Infinite expansion and regression. One good reason for pragmatism.

Infinite expansion and regression. One good reason for pragmatism. [I got this from a book I’m reading online about systems analysis:

One anxiety inherent in design methods is the hierarchical nature of complexity. This anxiety moves in two directions, escalation and infinite regression. I will use a story, “The Warning of the Doorknob,” to illustrate the principle of escalation.

This has been my experience in Washington when I had money to give away. If I gave a contract to a designer and said, “The doorknob to my office doesn’t have much imagination, much design content. Will you design me a new doorknob?” He would say “Yes,” and after we establish a price he goes away. A week later he comes back and says, “Mr. Eberhard, I’ve been thinking about that doorknob. First, we ought to ask ourselves whether a doorknob is the best way of opening and closing a door.” I say, “Fine, I believe in imagination, go to it.” He comes back later and says, “You know, I’ve been thinking about your problem, and the only reason you want a doorknob is you presume you want a door to your office. Are you sure that a door is the best way of controlling egress, exit, and privacy?” “No, I’m not sure at all.” “Well I want to worry about that problem.” He comes back a week later and says, “The only reason we have to worry about the aperture problem is that you insist on having four walls around your office. Are you sure that is the best way of organizing this space for the kind of work you do as a bureaucrat?” I say, “No, I’m not sure at all.” Well, this escalates until (and this has literally happened in two contracts, although not through this exact process) our physical designer comes back with a very serious face. “Mr. Eberhard, we have to decide whether capitalistic democracy is the best way to organize our country before I can possibly attack your problem.”

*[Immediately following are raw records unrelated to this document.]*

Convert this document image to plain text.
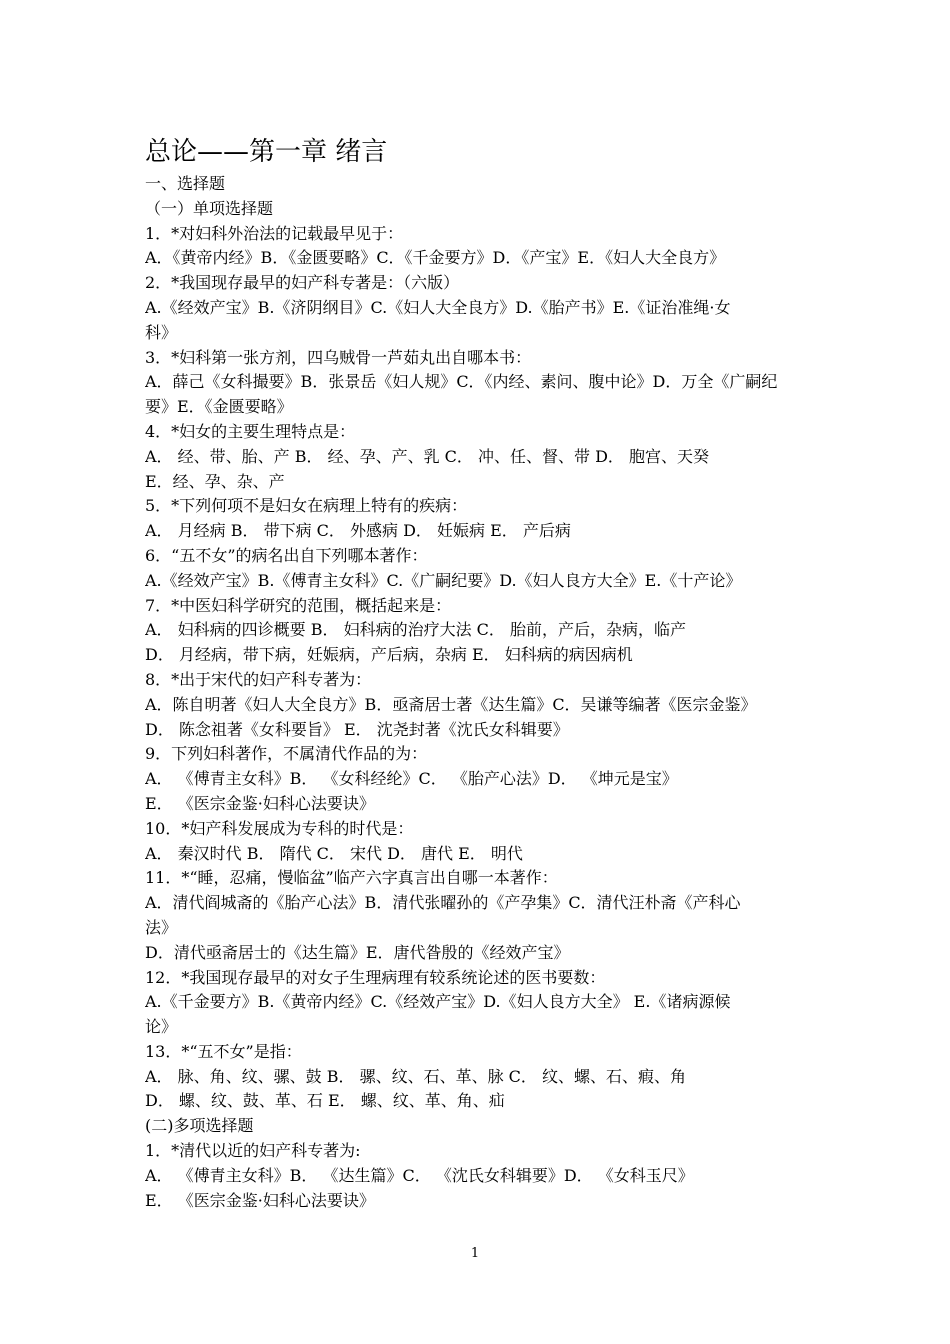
总论——第一章 绪言

一、选择题

（一）单项选择题

1．*对妇科外治法的记载最早见于：

A．《黄帝内经》B．《金匮要略》C．《千金要方》D．《产宝》E．《妇人大全良方》

2．*我国现存最早的妇产科专著是：（六版）

A.《经效产宝》B.《济阴纲目》C.《妇人大全良方》D.《胎产书》E.《证治准绳·女

科》

3．*妇科第一张方剂，四乌贼骨一芦茹丸出自哪本书：

A．薛己《女科撮要》B．张景岳《妇人规》C．《内经、素问、腹中论》D．万全《广嗣纪

要》E．《金匮要略》

4．*妇女的主要生理特点是：

A． 经、带、胎、产 B． 经、孕、产、乳 C． 冲、任、督、带 D． 胞宫、天癸

E．经、孕、杂、产

5．*下列何项不是妇女在病理上特有的疾病：

A． 月经病 B． 带下病 C． 外感病 D． 妊娠病 E． 产后病

6．“五不女”的病名出自下列哪本著作：

A.《经效产宝》B.《傅青主女科》C.《广嗣纪要》D.《妇人良方大全》E.《十产论》

7．*中医妇科学研究的范围，概括起来是：

A． 妇科病的四诊概要 B． 妇科病的治疗大法 C． 胎前，产后，杂病，临产

D． 月经病，带下病，妊娠病，产后病，杂病 E． 妇科病的病因病机

8．*出于宋代的妇产科专著为：

A．陈自明著《妇人大全良方》B．亟斋居士著《达生篇》C．吴谦等编著《医宗金鉴》

D． 陈念祖著《女科要旨》 E． 沈尧封著《沈氏女科辑要》

9．下列妇科著作，不属清代作品的为：

A． 《傅青主女科》B． 《女科经纶》C． 《胎产心法》D． 《坤元是宝》

E． 《医宗金鉴·妇科心法要诀》

10．*妇产科发展成为专科的时代是：

A． 秦汉时代 B． 隋代 C． 宋代 D． 唐代 E． 明代

11．*“睡，忍痛，慢临盆”临产六字真言出自哪一本著作：

A．清代阎城斋的《胎产心法》B．清代张曜孙的《产孕集》C．清代汪朴斋《产科心

法》

D．清代亟斋居士的《达生篇》E．唐代昝殷的《经效产宝》

12．*我国现存最早的对女子生理病理有较系统论述的医书要数：

A.《千金要方》B.《黄帝内经》C.《经效产宝》D.《妇人良方大全》 E.《诸病源候

论》

13．*“五不女”是指：

A． 脉、角、纹、骡、鼓 B． 骡、纹、石、革、脉 C． 纹、螺、石、瘕、角

D． 螺、纹、鼓、革、石 E． 螺、纹、革、角、疝

(二)多项选择题

1．*清代以近的妇产科专著为:

A． 《傅青主女科》B． 《达生篇》C． 《沈氏女科辑要》D． 《女科玉尺》

E． 《医宗金鉴·妇科心法要诀》

1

On the other hand is the problem of infinite regression. If this man faced with the design of the doorknob had say, “Wait. Before I worry about the doorknob, I want to study the shape of man’s hand and what man is capable of doing with it,” I would say, “Fine.” He would come back and say, “The more I thought about it, there’s a fit problem. What I want to study first is how metal is formed, what the technologies are for making things with metal in order that I can know what the real parameters are for fitting the hand.” “Fine.” But then he says, “You know I’ve been looking at metal-forming and it all depends on metallurgical properties. I really want to spend three or four months looking at metallurgy so that I can understand the problem better.” “Fine.” After three months, he’ll come back and say, “Mr. Eberhard, the more I look at metallurgy, the more I realize that it is atomic structure that’s really at the heart of this problem.” And so, our physical designer is in atomic physics from the doorknob. That is one of our anxieties, the hierarchical nature of complexity.